Capítulo III
[Monte Gordo, Outubro de 1773]
1.
Leonardo Loppes de Arouca tem uma expressão curiosa no seu livro de apontamentos: «este fascinante caos urbano de vária gente». É uma frase quase inverosímil para a época. Leonardo vem de boas famílias de Faro, é um jovem de vinte e um anos, e a praia de Monte Gordo, vê-se, mexe-lhe com a estrutura.
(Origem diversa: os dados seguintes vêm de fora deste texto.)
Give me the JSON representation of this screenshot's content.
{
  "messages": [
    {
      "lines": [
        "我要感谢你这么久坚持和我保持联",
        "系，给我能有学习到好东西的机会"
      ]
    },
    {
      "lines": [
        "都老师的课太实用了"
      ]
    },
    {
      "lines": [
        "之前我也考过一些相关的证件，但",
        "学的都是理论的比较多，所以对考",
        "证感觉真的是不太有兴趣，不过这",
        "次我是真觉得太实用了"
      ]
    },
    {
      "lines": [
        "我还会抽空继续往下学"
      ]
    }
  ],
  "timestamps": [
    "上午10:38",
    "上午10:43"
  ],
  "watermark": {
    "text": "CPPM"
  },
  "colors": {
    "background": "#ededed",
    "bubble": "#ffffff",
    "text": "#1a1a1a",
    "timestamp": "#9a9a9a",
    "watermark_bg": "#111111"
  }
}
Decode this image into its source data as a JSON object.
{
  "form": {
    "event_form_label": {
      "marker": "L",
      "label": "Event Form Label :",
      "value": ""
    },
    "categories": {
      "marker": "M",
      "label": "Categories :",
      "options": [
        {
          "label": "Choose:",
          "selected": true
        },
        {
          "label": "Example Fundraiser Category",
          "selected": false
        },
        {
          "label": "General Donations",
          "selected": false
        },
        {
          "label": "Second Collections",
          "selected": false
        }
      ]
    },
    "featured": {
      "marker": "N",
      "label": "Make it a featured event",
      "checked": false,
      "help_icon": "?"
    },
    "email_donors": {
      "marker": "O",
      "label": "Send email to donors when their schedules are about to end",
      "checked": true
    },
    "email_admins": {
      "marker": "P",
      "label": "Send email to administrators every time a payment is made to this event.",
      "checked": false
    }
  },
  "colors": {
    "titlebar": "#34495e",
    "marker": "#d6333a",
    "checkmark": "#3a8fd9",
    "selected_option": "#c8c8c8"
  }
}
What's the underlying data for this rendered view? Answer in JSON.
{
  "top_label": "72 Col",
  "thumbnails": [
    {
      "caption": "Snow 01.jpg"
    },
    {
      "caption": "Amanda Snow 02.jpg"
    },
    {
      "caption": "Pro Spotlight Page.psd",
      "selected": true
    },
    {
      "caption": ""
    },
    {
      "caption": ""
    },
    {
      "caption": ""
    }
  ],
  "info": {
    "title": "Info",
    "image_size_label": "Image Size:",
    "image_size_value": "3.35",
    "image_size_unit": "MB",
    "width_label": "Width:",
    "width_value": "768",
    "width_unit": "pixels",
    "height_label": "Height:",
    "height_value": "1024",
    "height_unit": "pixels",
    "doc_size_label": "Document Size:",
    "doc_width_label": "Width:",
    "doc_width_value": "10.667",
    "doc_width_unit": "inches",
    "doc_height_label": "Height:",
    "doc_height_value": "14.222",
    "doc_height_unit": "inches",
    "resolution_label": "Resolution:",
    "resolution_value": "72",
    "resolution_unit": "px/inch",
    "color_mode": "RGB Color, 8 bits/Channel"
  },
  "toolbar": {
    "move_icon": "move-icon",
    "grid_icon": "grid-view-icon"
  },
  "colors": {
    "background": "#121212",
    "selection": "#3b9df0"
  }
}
A frase equivaleria hoje a falarmos com o mesmo entusiasmo das periferias urbanas: do caos de anexos de tijolo e prumos metálicos, da fascinante desordem e rendilhado das fasquias e dos andaimes das obras, dos impasses, dos loteamentos de ruas desligadas, de passeios interrompidos, de azulejos decorativos nas varandas.
Leonardo Loppes de Arouca, escrivão da Câmara, tem como função essencial dar conta dos autos de querela que na dita praia ocorrem com frequência desusada. Aí, na cabana de aposentadoria do juiz ordinário, às vezes com enfado, quase sempre com curiosidade e aprazimento, dá nota das ocorrências vulgares. Os autos de denunciação, no entanto, não é tanto ao corregedor ou ao doutor juiz de fora que os redige: primeiro os aproveita como matéria para a compreensão do mundo.